I'm having problems with my textbook question (for Labour Economics) and I've completed the majority of this question but I can't seem to find the Marginal Cost.

This question asks you to compare equilibrium wages and employment under monopsony and competitive labour market conditions. Suppose the product market is competitive with product price p = $100. Each firm has the production function f(L) = 1.2L 0.01 L2. The industry labour supply function is W(L) = 2L. Derive the competitive equilibrium and the monopsony equilibrium, and show these equilibria in a diagram. Briefly explain the reasons for any differences in wages and employment in the two equilibria.

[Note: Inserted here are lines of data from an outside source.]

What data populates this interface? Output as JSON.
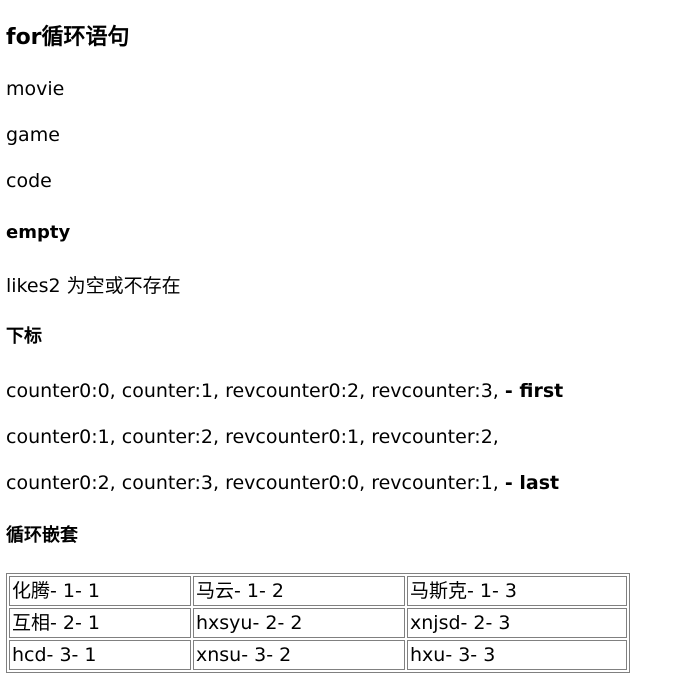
{
  "title": "for循环语句",
  "items": [
    "movie",
    "game",
    "code"
  ],
  "empty_heading": "empty",
  "empty_text": "likes2 为空或不存在",
  "index_heading": "下标",
  "index_rows": [
    {
      "text": "counter0:0, counter:1, revcounter0:2, revcounter:3,",
      "tag": "- first"
    },
    {
      "text": "counter0:1, counter:2, revcounter0:1, revcounter:2,",
      "tag": ""
    },
    {
      "text": "counter0:2, counter:3, revcounter0:0, revcounter:1,",
      "tag": "- last"
    }
  ],
  "nested_heading": "循环嵌套",
  "table": {
    "rows": [
      [
        "化腾- 1- 1",
        "马云- 1- 2",
        "马斯克- 1- 3"
      ],
      [
        "互相- 2- 1",
        "hxsyu- 2- 2",
        "xnjsd- 2- 3"
      ],
      [
        "hcd- 3- 1",
        "xnsu- 3- 2",
        "hxu- 3- 3"
      ]
    ]
  }
}
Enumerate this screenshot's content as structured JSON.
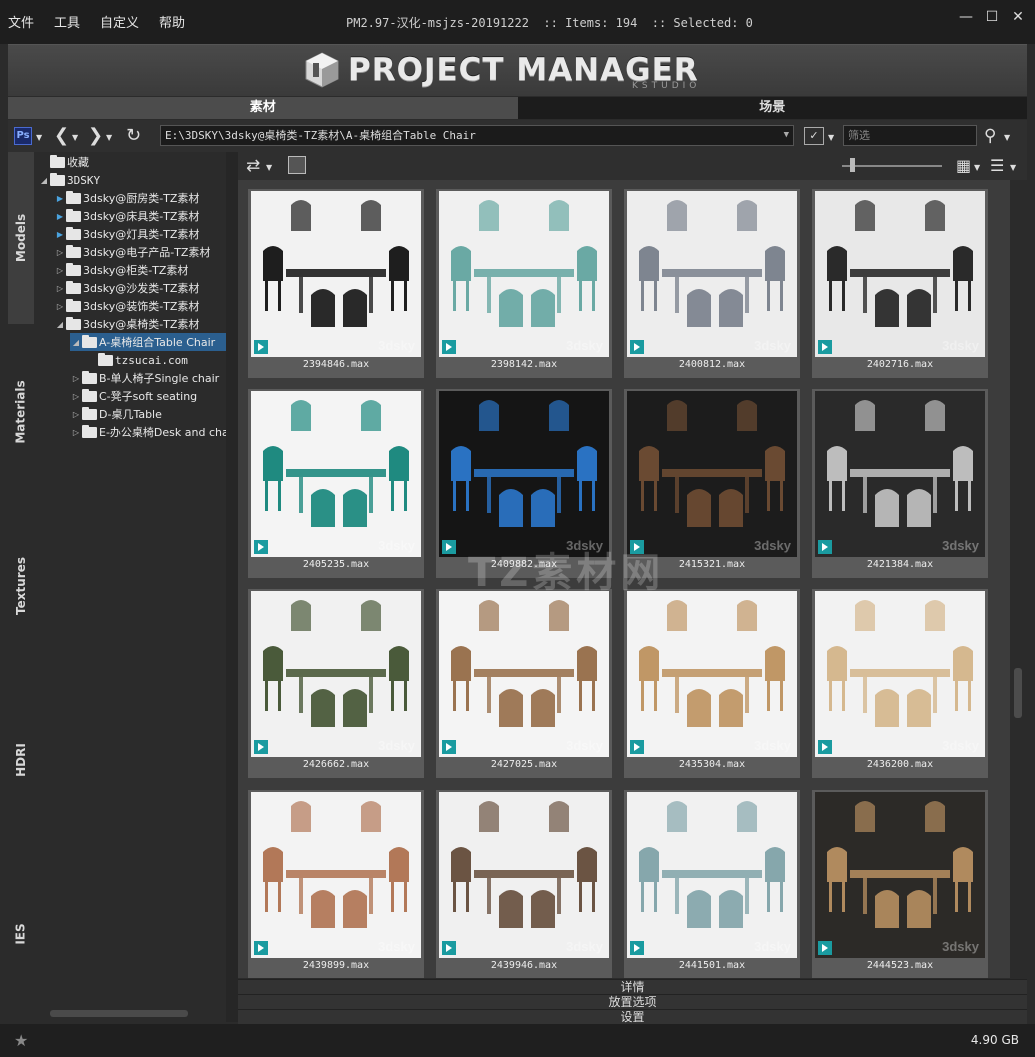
{
  "menu": [
    "文件",
    "工具",
    "自定义",
    "帮助"
  ],
  "title_info": "PM2.97-汉化-msjzs-20191222  :: Items: 194  :: Selected: 0",
  "window": {
    "min": "—",
    "max": "☐",
    "close": "✕"
  },
  "banner": {
    "title": "PROJECT MANAGER",
    "sub": "KSTUDIO"
  },
  "tabs": [
    {
      "label": "素材",
      "active": true
    },
    {
      "label": "场景",
      "active": false
    }
  ],
  "pathbar": {
    "path": "E:\\3DSKY\\3dsky@桌椅类-TZ素材\\A-桌椅组合Table Chair",
    "filter_placeholder": "筛选",
    "ps_icon": "Ps"
  },
  "vertical_tabs": [
    "Models",
    "Materials",
    "Textures",
    "HDRI",
    "IES"
  ],
  "tree": [
    {
      "label": "收藏",
      "level": 0,
      "icon": "star-folder"
    },
    {
      "label": "3DSKY",
      "level": 0,
      "expanded": true
    },
    {
      "label": "3dsky@厨房类-TZ素材",
      "level": 1
    },
    {
      "label": "3dsky@床具类-TZ素材",
      "level": 1
    },
    {
      "label": "3dsky@灯具类-TZ素材",
      "level": 1
    },
    {
      "label": "3dsky@电子产品-TZ素材",
      "level": 1
    },
    {
      "label": "3dsky@柜类-TZ素材",
      "level": 1
    },
    {
      "label": "3dsky@沙发类-TZ素材",
      "level": 1
    },
    {
      "label": "3dsky@装饰类-TZ素材",
      "level": 1
    },
    {
      "label": "3dsky@桌椅类-TZ素材",
      "level": 1,
      "expanded": true
    },
    {
      "label": "A-桌椅组合Table Chair",
      "level": 2,
      "expanded": true,
      "selected": true
    },
    {
      "label": "tzsucai.com",
      "level": 3
    },
    {
      "label": "B-单人椅子Single chair",
      "level": 2
    },
    {
      "label": "C-凳子soft seating",
      "level": 2
    },
    {
      "label": "D-桌几Table",
      "level": 2
    },
    {
      "label": "E-办公桌椅Desk and chair",
      "level": 2
    }
  ],
  "items": [
    {
      "name": "2394846.max",
      "bg": "#f2f2f2",
      "fg": "#1e1e1e"
    },
    {
      "name": "2398142.max",
      "bg": "#f0f0f0",
      "fg": "#6aa9a4"
    },
    {
      "name": "2400812.max",
      "bg": "#ededed",
      "fg": "#7e8590"
    },
    {
      "name": "2402716.max",
      "bg": "#e8e8e8",
      "fg": "#2a2a2a"
    },
    {
      "name": "2405235.max",
      "bg": "#f4f4f4",
      "fg": "#1f8a80"
    },
    {
      "name": "2409882.max",
      "bg": "#151515",
      "fg": "#2a72c2"
    },
    {
      "name": "2415321.max",
      "bg": "#1c1c1c",
      "fg": "#6a4a32"
    },
    {
      "name": "2421384.max",
      "bg": "#2a2a2a",
      "fg": "#bdbdbd"
    },
    {
      "name": "2426662.max",
      "bg": "#f1f1f1",
      "fg": "#4a5a3a"
    },
    {
      "name": "2427025.max",
      "bg": "#f4f4f4",
      "fg": "#9a7350"
    },
    {
      "name": "2435304.max",
      "bg": "#f3f3f3",
      "fg": "#c09766"
    },
    {
      "name": "2436200.max",
      "bg": "#f2f2f2",
      "fg": "#d5b88f"
    },
    {
      "name": "2439899.max",
      "bg": "#f3f3f3",
      "fg": "#b27858"
    },
    {
      "name": "2439946.max",
      "bg": "#f0f0f0",
      "fg": "#6b5443"
    },
    {
      "name": "2441501.max",
      "bg": "#f1f1f1",
      "fg": "#86a7ac"
    },
    {
      "name": "2444523.max",
      "bg": "#2c2a27",
      "fg": "#b08a5e"
    }
  ],
  "thumb_watermark": "3dsky",
  "big_watermark": "TZ素材网",
  "bottom_sections": [
    "详情",
    "放置选项",
    "设置"
  ],
  "status": {
    "disk": "4.90 GB"
  },
  "colors": {
    "selection": "#2b5f8f",
    "accent": "#1a9ba0"
  }
}
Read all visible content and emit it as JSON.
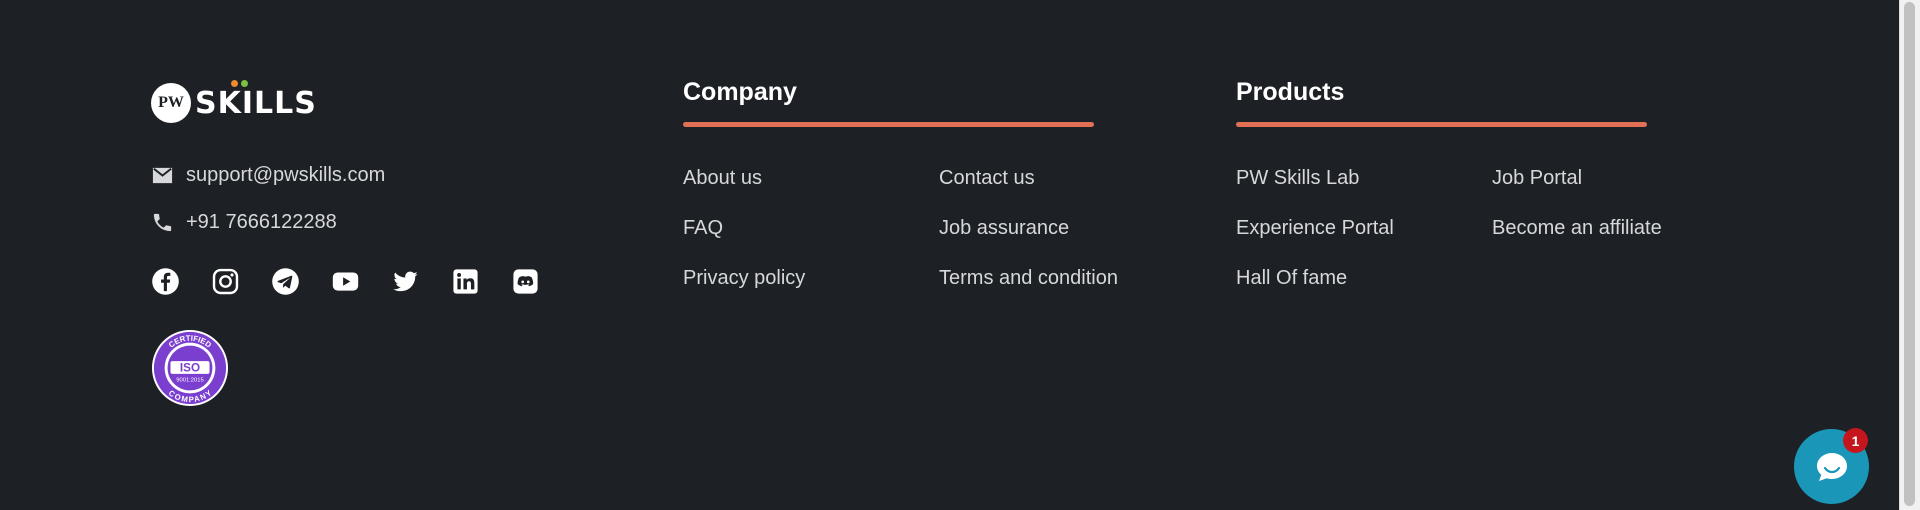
{
  "logo": {
    "mark": "PW",
    "word": "SKILLS"
  },
  "contact": {
    "email": "support@pwskills.com",
    "phone": "+91 7666122288"
  },
  "socials": [
    "facebook-icon",
    "instagram-icon",
    "telegram-icon",
    "youtube-icon",
    "twitter-icon",
    "linkedin-icon",
    "discord-icon"
  ],
  "iso_badge": {
    "top": "CERTIFIED",
    "center": "ISO",
    "code": "9001:2015",
    "bottom": "COMPANY"
  },
  "company": {
    "title": "Company",
    "links": [
      "About us",
      "Contact us",
      "FAQ",
      "Job assurance",
      "Privacy policy",
      "Terms and condition"
    ]
  },
  "products": {
    "title": "Products",
    "links": [
      "PW Skills Lab",
      "Job Portal",
      "Experience Portal",
      "Become an affiliate",
      "Hall Of fame"
    ]
  },
  "chat": {
    "badge": "1"
  },
  "colors": {
    "background": "#1d2024",
    "accent": "#e17055",
    "chat": "#1a97b8",
    "badge": "#c4161c",
    "iso": "#7b3fd0"
  }
}
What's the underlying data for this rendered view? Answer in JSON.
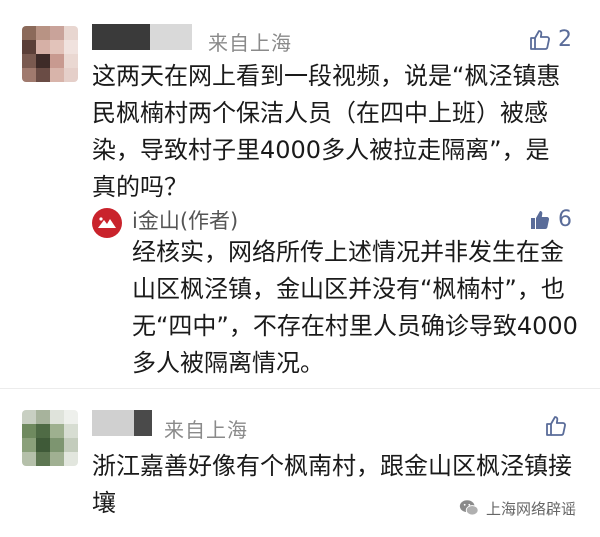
{
  "comments": [
    {
      "location": "来自上海",
      "likes": "2",
      "text": "这两天在网上看到一段视频，说是“枫泾镇惠民枫楠村两个保洁人员（在四中上班）被感染，导致村子里4000多人被拉走隔离”，是真的吗？"
    },
    {
      "location": "来自上海",
      "likes": "",
      "text": "浙江嘉善好像有个枫南村，跟金山区枫泾镇接壤"
    }
  ],
  "reply": {
    "name": "i金山(作者)",
    "likes": "6",
    "text": "经核实，网络所传上述情况并非发生在金山区枫泾镇，金山区并没有“枫楠村”，也无“四中”，不存在村里人员确诊导致4000多人被隔离情况。"
  },
  "watermark": {
    "label": "上海网络辟谣"
  },
  "colors": {
    "like_outline": "#5a6c99",
    "like_filled": "#5a6c99",
    "author_logo": "#c9232c"
  }
}
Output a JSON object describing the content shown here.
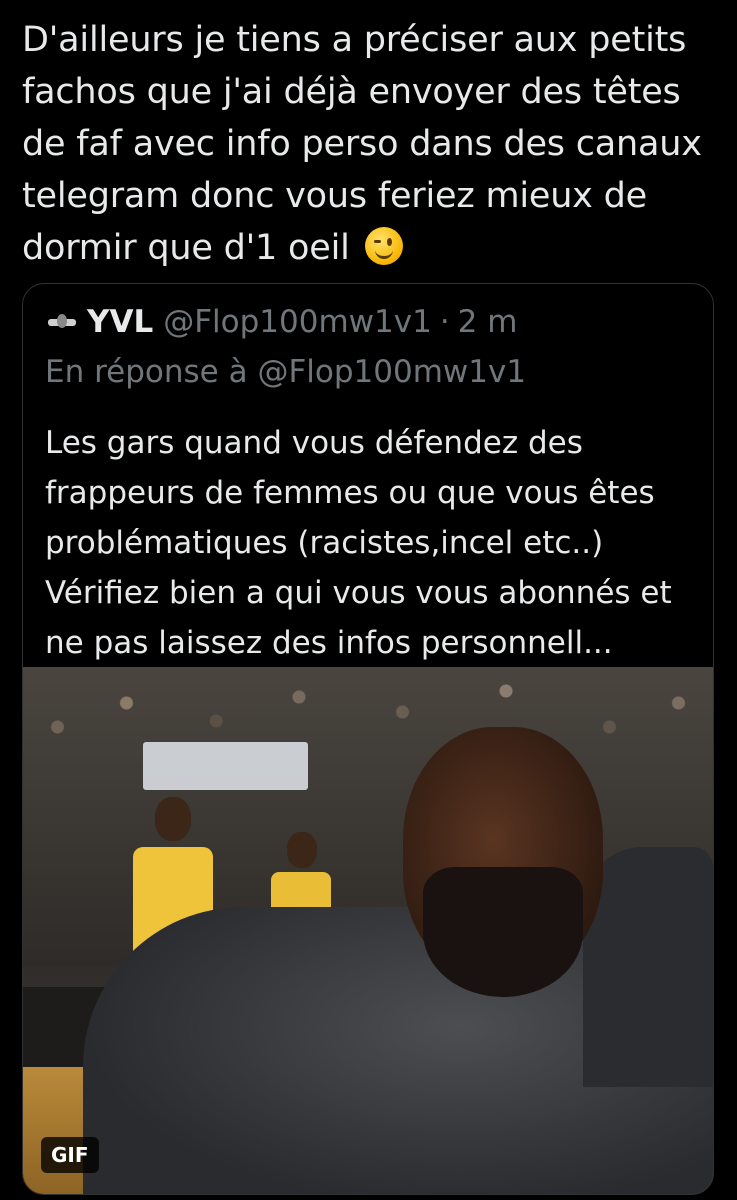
{
  "tweet": {
    "text": "D'ailleurs je tiens a préciser aux petits fachos que j'ai déjà envoyer des têtes de faf avec info perso dans des canaux telegram donc vous feriez mieux de dormir que d'1 oeil",
    "emoji": "winking-face"
  },
  "quoted": {
    "name": "YVL",
    "handle": "@Flop100mw1v1",
    "dot": "·",
    "time": "2 m",
    "reply_to": "En réponse à @Flop100mw1v1",
    "text": "Les gars quand vous défendez des frappeurs de femmes ou que vous êtes problématiques (racistes,incel etc..) Vérifiez bien a qui vous vous abonnés et ne pas laissez des infos personnell...",
    "media": {
      "badge": "GIF"
    }
  }
}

So for the competitive equilibrium, I figured that I would derive the production function to get 1.2 - 0.02L (which is the Marginal Revenue?) and multiply it by 100. Then I equated it with 2L and ended up with:
120 - 2L = 2L
L = 30 and W = 60

However, I can't really figure out the monopsony equilibrium. (I need to equate 1.2 - 0.02L with the Marginal Cost) I understand that in order to figure out the marginal cost, I need to obtain an expression for total cost as a function of labour input L and then differentiate with respect to L. This is where I'm stuck at!

Any thoughts?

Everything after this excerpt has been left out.